NVIDIA CEO Jensen Huang Leaves Everyone SPEECHLESS (Supercut)
By Ticker Symbol: YOU
Key Concepts
- Accelerated Computing: A paradigm shift from general-purpose computing to specialized hardware (like GPUs) for faster data processing, image processing, computer graphics, and general computation, including AI.
- AI as Workers: A conceptual shift where AI is viewed not as a tool, but as an active participant that can perform tasks and increase productivity.
- Extreme Code Design: A methodology involving simultaneous design and optimization of hardware (chips) and software to achieve significant performance gains and cost reductions.
- Vera Rubin Supercomputer: NVIDIA's third-generation rack-scale computer, featuring a cableless design, liquid cooling, and advanced processors for AI workloads.
- Context Processor: A specialized processor designed to handle the increasing amount of context (e.g., large documents, videos) that AI models need to process for more informed responses.
- BlueField-4: A revolutionary processor designed to accelerate KV caching, improving the speed and efficiency of retrieving past AI conversations and learned information.

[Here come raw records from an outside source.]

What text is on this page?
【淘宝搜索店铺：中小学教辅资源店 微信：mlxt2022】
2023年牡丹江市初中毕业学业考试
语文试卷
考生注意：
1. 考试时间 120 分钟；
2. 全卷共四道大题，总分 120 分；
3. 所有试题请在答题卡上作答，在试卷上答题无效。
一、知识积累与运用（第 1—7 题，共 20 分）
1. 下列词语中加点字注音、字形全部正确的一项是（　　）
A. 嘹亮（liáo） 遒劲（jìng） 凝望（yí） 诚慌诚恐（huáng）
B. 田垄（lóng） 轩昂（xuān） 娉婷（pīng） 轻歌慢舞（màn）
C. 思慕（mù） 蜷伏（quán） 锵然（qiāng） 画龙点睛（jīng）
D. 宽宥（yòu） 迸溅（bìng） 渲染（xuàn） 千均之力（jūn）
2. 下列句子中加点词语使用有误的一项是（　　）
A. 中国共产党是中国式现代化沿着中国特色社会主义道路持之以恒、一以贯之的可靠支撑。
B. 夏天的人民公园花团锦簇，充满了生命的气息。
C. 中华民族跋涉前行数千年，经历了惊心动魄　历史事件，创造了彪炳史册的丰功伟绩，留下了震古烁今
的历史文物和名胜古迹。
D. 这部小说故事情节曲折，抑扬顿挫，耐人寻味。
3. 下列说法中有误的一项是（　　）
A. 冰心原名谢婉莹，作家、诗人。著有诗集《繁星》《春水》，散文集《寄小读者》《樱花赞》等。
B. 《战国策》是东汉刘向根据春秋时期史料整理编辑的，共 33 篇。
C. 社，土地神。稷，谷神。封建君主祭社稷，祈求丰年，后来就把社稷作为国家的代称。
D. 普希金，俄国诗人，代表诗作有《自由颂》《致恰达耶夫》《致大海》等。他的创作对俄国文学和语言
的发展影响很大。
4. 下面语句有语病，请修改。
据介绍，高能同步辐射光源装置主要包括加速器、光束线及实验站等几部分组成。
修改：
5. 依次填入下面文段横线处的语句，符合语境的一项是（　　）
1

- NVLink Switch: A high-bandwidth interconnect that connects multiple computers, designed to handle data traffic significantly exceeding global peak internet traffic.
- Spectrum X Switch: An Ethernet switch enabling simultaneous communication between all processors without network congestion.
- Quantum Computing: A new computing paradigm that leverages quantum mechanics to solve problems intractable for classical computers.
- MVQLink: An interconnect designed for quantum computing, facilitating control, calibration, error correction, and hybrid simulations between quantum processing units (QPUs) and GPU supercomputers.
- Physical AI: AI focused on real-world interactions, requiring a multi-computer approach for training, simulation (digital twins), and operation.
- Robotics: A rapidly growing sector, with a focus on humanoid robots and wheeled robots (robo taxis) as significant future markets.
- NVIDIA ARC (Aerial Radio Network Computer): A new product line for 6G wireless telecommunications, combining CPUs, GPUs, and networking for software-defined, programmable wireless communication and AI processing.
- NVIDIA DRIVE Hyperion: An architecture enabling car companies to build "robo taxi ready" vehicles, serving as a computing platform on wheels for autonomous driving systems.
- Digital Twin: A virtual replica of a physical object or system, used for simulation, training, and design in areas like robotics and factories.
- Open Source Models: AI models that are publicly available, crucial for startups, researchers, and developers due to their reasoning capabilities, multimodality, and efficiency.
- CSP Capex: Capital expenditures by Cloud Service Providers, indicating significant investment in AI infrastructure.
- Dinard Scaling: The slowing down of transistor performance and power efficiency improvements, marking the end of traditional Moore's Law scaling.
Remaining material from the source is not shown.